Encouraging investment in start-ups is the aim of Bill 8526, which was presented to members of the Finance Committee on 20 May 2025.

The bill sets out the conditions under which investors may benefit from this tax measure:

  • The start-up must be less than five years old, have its registered office in Luxembourg, and constitute a ’permanent establishment‘ (PE), meaning it must employ at least two full-time equivalent staff, but fewer than 50. Its annual turnover must not exceed 10 million euros (EUR). To ensure a degree of innovation, at least 15% of its expenditure must be dedicated to research and development (R&D). Law firms and companies operating in the real estate sector are expressly excluded from this scheme.
  • The investor must hold the capital for a minimum of three years and must not have any direct employment relationship with the start-up, nor be its founder. The investment must exceed EUR 10,000 but may not represent more than 30% of the start-up’s capital.
  • The tax credit is set at 20% of the capital invested, capped at EUR 100,000 per year.

This new start-up tax credit would apply as of the 2026 tax year.

In addition, the Luxembourg government is currently considering introducing a dedicated stock-option income tax regime for employees in start-ups and as well as a reform of the income tax regime of carried interest.

Real estate

Considering the continuous tension in relation to Luxembourg real estate, notably due to the high long-term interest rates that affect the borrowing capacity of households, the Law dated 22 May 2024 introduced new temporary measures in order to boost the housing market. These temporary measures were initially taken only for the tax year 2024. However, the following measures have been extended for an additional period of six months (i.e. until 30 September 2025).

If the deadline of 30 June 2025 is upheld, purchasers will simply need to register either a signed sales agreement or a signed reservation contract relating to a sale in future state of completion with the Administration for Registration, Estates and VAT (AED) by this date at the latest. The acquisition must then be formalised by a notarial deed executed between 1 July 2025 and 30 September 2025.
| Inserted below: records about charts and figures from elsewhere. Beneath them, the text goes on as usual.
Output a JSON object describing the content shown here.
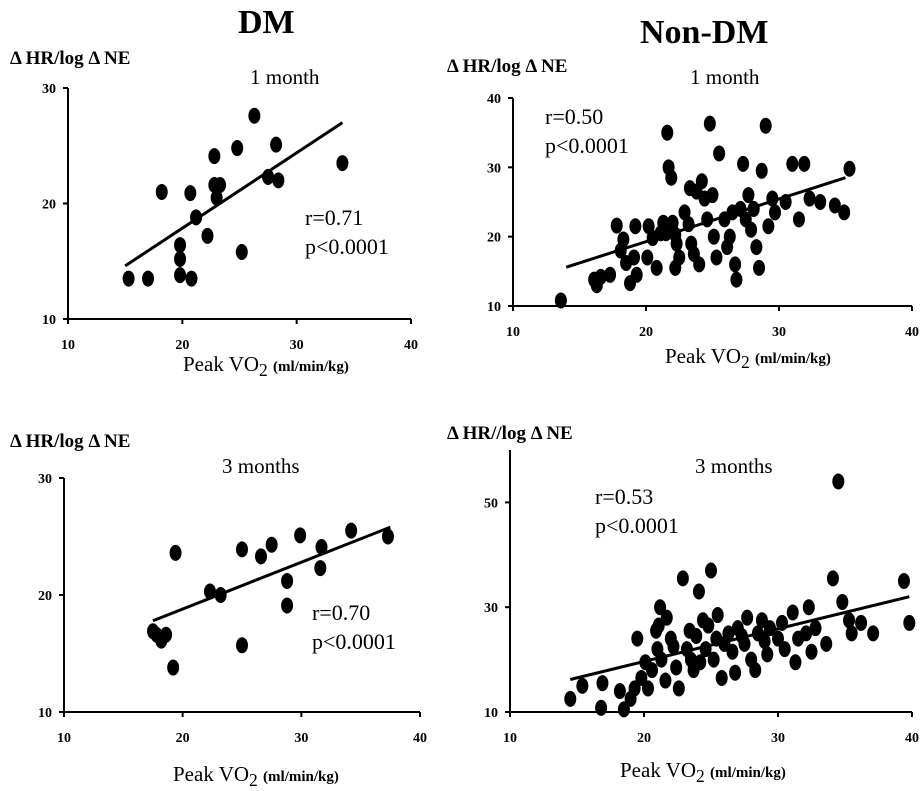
{
  "columns": {
    "left": "DM",
    "right": "Non-DM"
  },
  "chart_data": [
    {
      "type": "scatter",
      "title": "1 month",
      "ylabel": "Δ HR/log Δ NE",
      "xlabel_main": "Peak VO",
      "xlabel_sub": "2",
      "xlabel_unit": "(ml/min/kg)",
      "xlim": [
        10,
        40
      ],
      "ylim": [
        10,
        30
      ],
      "xticks": [
        "10",
        "20",
        "30",
        "40"
      ],
      "yticks": [
        "10",
        "20",
        "30"
      ],
      "stats": {
        "r": "r=0.71",
        "p": "p<0.0001"
      },
      "fit_line": [
        [
          15,
          14.6
        ],
        [
          34,
          27
        ]
      ],
      "points": [
        [
          15.3,
          13.5
        ],
        [
          17,
          13.5
        ],
        [
          18.2,
          21
        ],
        [
          19.8,
          13.8
        ],
        [
          19.8,
          15.2
        ],
        [
          19.8,
          16.4
        ],
        [
          20.7,
          20.9
        ],
        [
          20.8,
          13.5
        ],
        [
          21.2,
          18.8
        ],
        [
          22.2,
          17.2
        ],
        [
          22.8,
          24.1
        ],
        [
          22.8,
          21.6
        ],
        [
          23.3,
          21.6
        ],
        [
          23,
          20.5
        ],
        [
          24.8,
          24.8
        ],
        [
          25.2,
          15.8
        ],
        [
          26.3,
          27.6
        ],
        [
          27.5,
          22.3
        ],
        [
          28.2,
          25.1
        ],
        [
          28.4,
          22
        ],
        [
          34,
          23.5
        ]
      ]
    },
    {
      "type": "scatter",
      "title": "1 month",
      "ylabel": "Δ HR/log Δ NE",
      "xlabel_main": "Peak VO",
      "xlabel_sub": "2",
      "xlabel_unit": "(ml/min/kg)",
      "xlim": [
        10,
        40
      ],
      "ylim": [
        10,
        40
      ],
      "xticks": [
        "10",
        "20",
        "30",
        "40"
      ],
      "yticks": [
        "10",
        "20",
        "30",
        "40"
      ],
      "stats": {
        "r": "r=0.50",
        "p": "p<0.0001"
      },
      "fit_line": [
        [
          14,
          15.6
        ],
        [
          35,
          28.5
        ]
      ],
      "points": [
        [
          13.6,
          10.8
        ],
        [
          16.1,
          13.8
        ],
        [
          16.6,
          14.2
        ],
        [
          16.3,
          13
        ],
        [
          17.3,
          14.5
        ],
        [
          17.8,
          21.6
        ],
        [
          18.3,
          19.6
        ],
        [
          18.1,
          18
        ],
        [
          18.5,
          16.2
        ],
        [
          18.8,
          13.3
        ],
        [
          19.2,
          21.5
        ],
        [
          19.1,
          17
        ],
        [
          19.3,
          14.5
        ],
        [
          20.2,
          21.5
        ],
        [
          20.5,
          19.8
        ],
        [
          20.1,
          17
        ],
        [
          20.8,
          15.5
        ],
        [
          21.1,
          20.5
        ],
        [
          21.3,
          22
        ],
        [
          21.5,
          20.5
        ],
        [
          21.6,
          35
        ],
        [
          21.7,
          30
        ],
        [
          21.9,
          28.5
        ],
        [
          22,
          22
        ],
        [
          22.2,
          20.3
        ],
        [
          22.3,
          19
        ],
        [
          22.5,
          17
        ],
        [
          22.2,
          15.5
        ],
        [
          22.9,
          23.5
        ],
        [
          23.2,
          21.8
        ],
        [
          23.3,
          27
        ],
        [
          23.4,
          19
        ],
        [
          23.6,
          17.5
        ],
        [
          23.8,
          26.5
        ],
        [
          24,
          16
        ],
        [
          24.2,
          28
        ],
        [
          24.4,
          25.5
        ],
        [
          24.6,
          22.5
        ],
        [
          24.8,
          36.3
        ],
        [
          25,
          26
        ],
        [
          25.1,
          20
        ],
        [
          25.3,
          17
        ],
        [
          25.5,
          32
        ],
        [
          25.9,
          22.5
        ],
        [
          26.1,
          18.5
        ],
        [
          26.3,
          20
        ],
        [
          26.5,
          23.5
        ],
        [
          26.7,
          16
        ],
        [
          26.8,
          13.8
        ],
        [
          27.1,
          24
        ],
        [
          27.3,
          30.5
        ],
        [
          27.5,
          22.5
        ],
        [
          27.7,
          26
        ],
        [
          27.9,
          21
        ],
        [
          28.1,
          24
        ],
        [
          28.3,
          18.5
        ],
        [
          28.5,
          15.5
        ],
        [
          28.7,
          29.5
        ],
        [
          29,
          36
        ],
        [
          29.2,
          21.5
        ],
        [
          29.5,
          25.5
        ],
        [
          29.7,
          23.5
        ],
        [
          30.5,
          25
        ],
        [
          31,
          30.5
        ],
        [
          31.5,
          22.5
        ],
        [
          31.9,
          30.5
        ],
        [
          32.3,
          25.5
        ],
        [
          33.1,
          25
        ],
        [
          34.2,
          24.5
        ],
        [
          34.9,
          23.5
        ],
        [
          35.3,
          29.8
        ]
      ]
    },
    {
      "type": "scatter",
      "title": "3 months",
      "ylabel": "Δ HR/log Δ NE",
      "xlabel_main": "Peak VO",
      "xlabel_sub": "2",
      "xlabel_unit": "(ml/min/kg)",
      "xlim": [
        10,
        40
      ],
      "ylim": [
        10,
        30
      ],
      "xticks": [
        "10",
        "20",
        "30",
        "40"
      ],
      "yticks": [
        "10",
        "20",
        "30"
      ],
      "stats": {
        "r": "r=0.70",
        "p": "p<0.0001"
      },
      "fit_line": [
        [
          17.5,
          17.8
        ],
        [
          37.5,
          25.8
        ]
      ],
      "points": [
        [
          17.5,
          16.9
        ],
        [
          17.8,
          16.6
        ],
        [
          18.2,
          16.1
        ],
        [
          18.6,
          16.6
        ],
        [
          19.2,
          13.8
        ],
        [
          19.4,
          23.6
        ],
        [
          22.3,
          20.3
        ],
        [
          23.2,
          20
        ],
        [
          25,
          15.7
        ],
        [
          25,
          23.9
        ],
        [
          26.6,
          23.3
        ],
        [
          27.5,
          24.3
        ],
        [
          28.8,
          21.2
        ],
        [
          28.8,
          19.1
        ],
        [
          29.9,
          25.1
        ],
        [
          31.6,
          22.3
        ],
        [
          31.7,
          24.1
        ],
        [
          34.2,
          25.5
        ],
        [
          37.3,
          25
        ]
      ]
    },
    {
      "type": "scatter",
      "title": "3 months",
      "ylabel": "Δ HR//log Δ NE",
      "xlabel_main": "Peak VO",
      "xlabel_sub": "2",
      "xlabel_unit": "(ml/min/kg)",
      "xlim": [
        10,
        40
      ],
      "ylim": [
        10,
        60
      ],
      "xticks": [
        "10",
        "20",
        "30",
        "40"
      ],
      "yticks": [
        "10",
        "30",
        "50"
      ],
      "stats": {
        "r": "r=0.53",
        "p": "p<0.0001"
      },
      "fit_line": [
        [
          14.5,
          16.2
        ],
        [
          39.8,
          32
        ]
      ],
      "points": [
        [
          14.5,
          12.5
        ],
        [
          15.4,
          15
        ],
        [
          16.8,
          10.8
        ],
        [
          16.9,
          15.5
        ],
        [
          18.2,
          14
        ],
        [
          18.5,
          10.5
        ],
        [
          19,
          12.5
        ],
        [
          19.3,
          14.5
        ],
        [
          19.5,
          24
        ],
        [
          19.8,
          16.5
        ],
        [
          20.1,
          19.5
        ],
        [
          20.3,
          14.5
        ],
        [
          20.6,
          18
        ],
        [
          20.9,
          25.5
        ],
        [
          21,
          22
        ],
        [
          21.1,
          26.5
        ],
        [
          21.2,
          30
        ],
        [
          21.3,
          20
        ],
        [
          21.6,
          16
        ],
        [
          21.7,
          28
        ],
        [
          22,
          24
        ],
        [
          22.2,
          22.5
        ],
        [
          22.4,
          18.5
        ],
        [
          22.6,
          14.5
        ],
        [
          22.9,
          35.5
        ],
        [
          23.2,
          22
        ],
        [
          23.4,
          25.5
        ],
        [
          23.5,
          20
        ],
        [
          23.7,
          18
        ],
        [
          23.9,
          24.5
        ],
        [
          24.1,
          33
        ],
        [
          24.2,
          19.5
        ],
        [
          24.4,
          27.5
        ],
        [
          24.6,
          22
        ],
        [
          24.8,
          26.5
        ],
        [
          25,
          37
        ],
        [
          25.2,
          20
        ],
        [
          25.4,
          24
        ],
        [
          25.5,
          28.5
        ],
        [
          25.8,
          16.5
        ],
        [
          26,
          23
        ],
        [
          26.3,
          25
        ],
        [
          26.6,
          21.5
        ],
        [
          26.8,
          17.5
        ],
        [
          27,
          26
        ],
        [
          27.3,
          24.5
        ],
        [
          27.5,
          23
        ],
        [
          27.7,
          28
        ],
        [
          28,
          20
        ],
        [
          28.3,
          18
        ],
        [
          28.5,
          25
        ],
        [
          28.8,
          27.5
        ],
        [
          29,
          23.5
        ],
        [
          29.2,
          21
        ],
        [
          29.4,
          26
        ],
        [
          30,
          24
        ],
        [
          30.3,
          27
        ],
        [
          30.5,
          22
        ],
        [
          31.1,
          29
        ],
        [
          31.3,
          19.5
        ],
        [
          31.5,
          24
        ],
        [
          32.1,
          25
        ],
        [
          32.3,
          30
        ],
        [
          32.5,
          21.5
        ],
        [
          32.8,
          26
        ],
        [
          33.6,
          23
        ],
        [
          34.1,
          35.5
        ],
        [
          34.5,
          54
        ],
        [
          34.8,
          31
        ],
        [
          35.3,
          27.5
        ],
        [
          35.5,
          25
        ],
        [
          36.2,
          27
        ],
        [
          37.1,
          25
        ],
        [
          39.4,
          35
        ],
        [
          39.8,
          27
        ]
      ]
    }
  ]
}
The tax measures covered by the draft law are as follows:

  • A rental credit (crédit d’impôt location) on registration and transcription fees of EUR 20,000 maximum per individual investor (EUR 40,000 per couple investor) under specific conditions for all property acquisitions intended for rent.
  • A 50% reduction in the taxable base for registration and transactions duties.
  • Accelerated depreciation rate of 6% per year for the first six years following the building completion (abatement immobilier spécial) for individual who signed a deed ‘VEFA‘ (i.e. off-plan purchase) for buildings intended for rent.
  • Taxation of capital gains on disposal at a quarter of the overall rate for property making part of the private wealth of the individual taxpayer.
  • Exemption of capital gains in the event of transfer to properties used for social rented management or to residential buildings achieving an A+ energy rating.

The current tax credit (Bëllegen Akt) providing for an allowance on registration and transcription fees of EUR 40,000 per individual purchaser (EUR 80,000 per couple purchaser) for the acquisition of the main residence should become permanent beyond 30 June 2025, provided that Draft Bill 8540, presented to the Parliament on 20 May 2025, is passed.

Since 1 January 2024, passive interest in connection to the main residence is fully tax deductible within the Luxembourg individual income tax return for the year of the determination of the rental value and for the first year following the year of the determination of the rental value.

Adjustments to personal income tax (PIT) brackets

For employees, the PIT brackets have been adjusted by an equivalent of two and a half index tranches as of 2025, leading to a reduction of PIT as of 1 January 2024 (see the Taxes on personal income section).